We have a lot in common. I am just one month out of a nine year r/s with uBPD gf. She met someone else 3 weeks before she moved out and has been with him for almost two months. I can not go nc because we have a six year old son together. He lives with me.

Anyway I try to keep conversations pertaining to our son, but have slipped a few times. The last time was a couple days ago when she came over to do laundry after dropping our son off. Her new boyfriend texted her asking where she was. I was shocked when she told him the truth!  He was angry about her spending time with me, although it was innocent. I will have nothing to do with her, but she did hint at it. In other words she is already willing to cheat on him. She also talked bad about him. I really didn't think she would devalue him this quickly.
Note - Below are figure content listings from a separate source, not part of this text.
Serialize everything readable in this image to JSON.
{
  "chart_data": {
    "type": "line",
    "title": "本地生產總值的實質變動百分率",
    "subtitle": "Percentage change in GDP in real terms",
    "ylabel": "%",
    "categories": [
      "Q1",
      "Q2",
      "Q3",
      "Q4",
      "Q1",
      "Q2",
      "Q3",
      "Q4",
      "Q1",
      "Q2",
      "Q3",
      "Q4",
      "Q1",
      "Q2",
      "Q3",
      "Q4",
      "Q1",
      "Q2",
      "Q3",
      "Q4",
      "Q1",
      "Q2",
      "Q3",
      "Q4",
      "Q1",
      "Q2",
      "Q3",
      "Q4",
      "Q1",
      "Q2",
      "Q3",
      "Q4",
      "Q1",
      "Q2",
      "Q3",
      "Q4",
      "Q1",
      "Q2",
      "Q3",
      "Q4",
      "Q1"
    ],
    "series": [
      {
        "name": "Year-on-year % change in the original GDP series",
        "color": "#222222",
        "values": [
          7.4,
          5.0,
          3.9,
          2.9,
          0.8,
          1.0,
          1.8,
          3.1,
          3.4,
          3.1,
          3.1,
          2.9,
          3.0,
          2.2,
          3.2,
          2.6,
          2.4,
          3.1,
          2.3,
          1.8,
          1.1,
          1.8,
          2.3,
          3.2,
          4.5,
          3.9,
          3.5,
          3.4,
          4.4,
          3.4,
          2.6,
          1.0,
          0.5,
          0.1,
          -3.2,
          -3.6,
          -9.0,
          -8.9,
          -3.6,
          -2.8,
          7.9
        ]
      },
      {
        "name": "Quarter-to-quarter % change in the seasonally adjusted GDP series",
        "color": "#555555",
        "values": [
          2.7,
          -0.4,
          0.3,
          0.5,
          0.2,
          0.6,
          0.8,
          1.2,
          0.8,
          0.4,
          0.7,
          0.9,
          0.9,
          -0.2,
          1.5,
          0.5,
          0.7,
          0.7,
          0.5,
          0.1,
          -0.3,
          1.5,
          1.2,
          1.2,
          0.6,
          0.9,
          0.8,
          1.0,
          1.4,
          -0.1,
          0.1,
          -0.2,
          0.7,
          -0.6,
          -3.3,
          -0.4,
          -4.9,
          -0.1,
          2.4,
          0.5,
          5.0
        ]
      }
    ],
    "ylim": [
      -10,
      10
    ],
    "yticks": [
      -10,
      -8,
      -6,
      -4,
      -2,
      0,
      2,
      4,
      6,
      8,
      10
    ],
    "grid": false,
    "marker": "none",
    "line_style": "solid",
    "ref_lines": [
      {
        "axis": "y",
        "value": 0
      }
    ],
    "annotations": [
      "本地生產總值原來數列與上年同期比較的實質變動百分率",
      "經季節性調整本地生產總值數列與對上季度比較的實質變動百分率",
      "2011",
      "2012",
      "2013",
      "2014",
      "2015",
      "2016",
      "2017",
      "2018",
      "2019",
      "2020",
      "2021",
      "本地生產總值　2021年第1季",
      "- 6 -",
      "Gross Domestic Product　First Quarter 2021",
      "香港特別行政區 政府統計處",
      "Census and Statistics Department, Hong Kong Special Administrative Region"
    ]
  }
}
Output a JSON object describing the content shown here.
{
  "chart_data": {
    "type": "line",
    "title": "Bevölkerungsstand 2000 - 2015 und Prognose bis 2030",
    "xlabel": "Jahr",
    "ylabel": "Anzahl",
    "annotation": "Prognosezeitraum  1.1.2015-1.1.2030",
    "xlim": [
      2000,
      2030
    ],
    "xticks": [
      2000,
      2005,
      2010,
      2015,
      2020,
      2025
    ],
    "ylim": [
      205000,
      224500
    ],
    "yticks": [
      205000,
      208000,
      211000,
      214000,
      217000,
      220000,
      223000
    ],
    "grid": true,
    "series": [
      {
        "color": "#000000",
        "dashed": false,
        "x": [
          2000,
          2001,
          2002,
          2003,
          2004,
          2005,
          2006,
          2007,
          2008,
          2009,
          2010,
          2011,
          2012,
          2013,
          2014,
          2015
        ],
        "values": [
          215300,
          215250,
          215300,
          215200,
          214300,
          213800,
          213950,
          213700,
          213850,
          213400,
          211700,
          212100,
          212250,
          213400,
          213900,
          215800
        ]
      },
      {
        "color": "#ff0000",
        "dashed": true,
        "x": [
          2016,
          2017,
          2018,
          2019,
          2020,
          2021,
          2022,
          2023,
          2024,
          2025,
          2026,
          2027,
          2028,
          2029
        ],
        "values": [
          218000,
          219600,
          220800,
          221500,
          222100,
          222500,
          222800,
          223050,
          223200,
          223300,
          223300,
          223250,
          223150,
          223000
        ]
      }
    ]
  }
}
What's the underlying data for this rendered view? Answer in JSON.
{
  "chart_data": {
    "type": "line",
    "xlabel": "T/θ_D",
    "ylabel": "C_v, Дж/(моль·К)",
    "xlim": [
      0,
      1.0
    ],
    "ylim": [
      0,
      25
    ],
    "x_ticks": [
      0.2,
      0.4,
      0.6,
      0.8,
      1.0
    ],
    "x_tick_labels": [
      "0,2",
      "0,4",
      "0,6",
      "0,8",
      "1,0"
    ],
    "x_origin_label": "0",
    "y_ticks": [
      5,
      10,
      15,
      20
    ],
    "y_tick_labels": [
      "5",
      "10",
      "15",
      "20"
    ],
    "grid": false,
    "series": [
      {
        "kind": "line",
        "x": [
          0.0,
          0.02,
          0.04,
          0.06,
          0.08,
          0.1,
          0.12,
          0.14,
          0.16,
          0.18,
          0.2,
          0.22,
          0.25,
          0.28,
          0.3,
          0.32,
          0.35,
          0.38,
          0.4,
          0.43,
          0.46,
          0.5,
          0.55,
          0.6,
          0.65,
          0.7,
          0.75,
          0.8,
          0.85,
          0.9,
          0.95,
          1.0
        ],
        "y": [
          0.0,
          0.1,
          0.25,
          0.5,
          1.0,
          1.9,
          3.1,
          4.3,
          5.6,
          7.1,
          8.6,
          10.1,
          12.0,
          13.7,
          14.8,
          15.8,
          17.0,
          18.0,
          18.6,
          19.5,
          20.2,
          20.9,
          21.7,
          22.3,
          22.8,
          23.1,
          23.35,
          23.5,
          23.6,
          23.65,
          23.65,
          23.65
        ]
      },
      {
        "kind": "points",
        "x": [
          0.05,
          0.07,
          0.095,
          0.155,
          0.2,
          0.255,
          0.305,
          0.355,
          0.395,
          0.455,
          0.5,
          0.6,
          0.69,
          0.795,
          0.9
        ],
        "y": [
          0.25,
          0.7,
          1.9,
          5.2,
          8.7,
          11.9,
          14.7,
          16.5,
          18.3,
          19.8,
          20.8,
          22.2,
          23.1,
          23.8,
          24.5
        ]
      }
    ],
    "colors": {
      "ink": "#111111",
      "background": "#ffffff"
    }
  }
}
I am also blocked on fb. I have never tried to contact her there and am not the stalking type at all so it seemed kind of pointless. Niceguy83 hit it here. Just a way to throw another dagger in.

I know it's tough to see them "happy" while we pick up the pieces. She was partying and seemed to be having the time of her life and I felt like I was barely breathing for a while. After reading so many incredibly insightful posts on BPD family I have learned that we are so lucky. We can pick up the pieces and heal. Our exes can only pretend to be happy, but they are not and will never be. It is just a mask covering up a miserable existence. They will continue to make the same mistakes over and over again and there is nothing we can do to stop it. My ex is a slow motion train wreck in progress.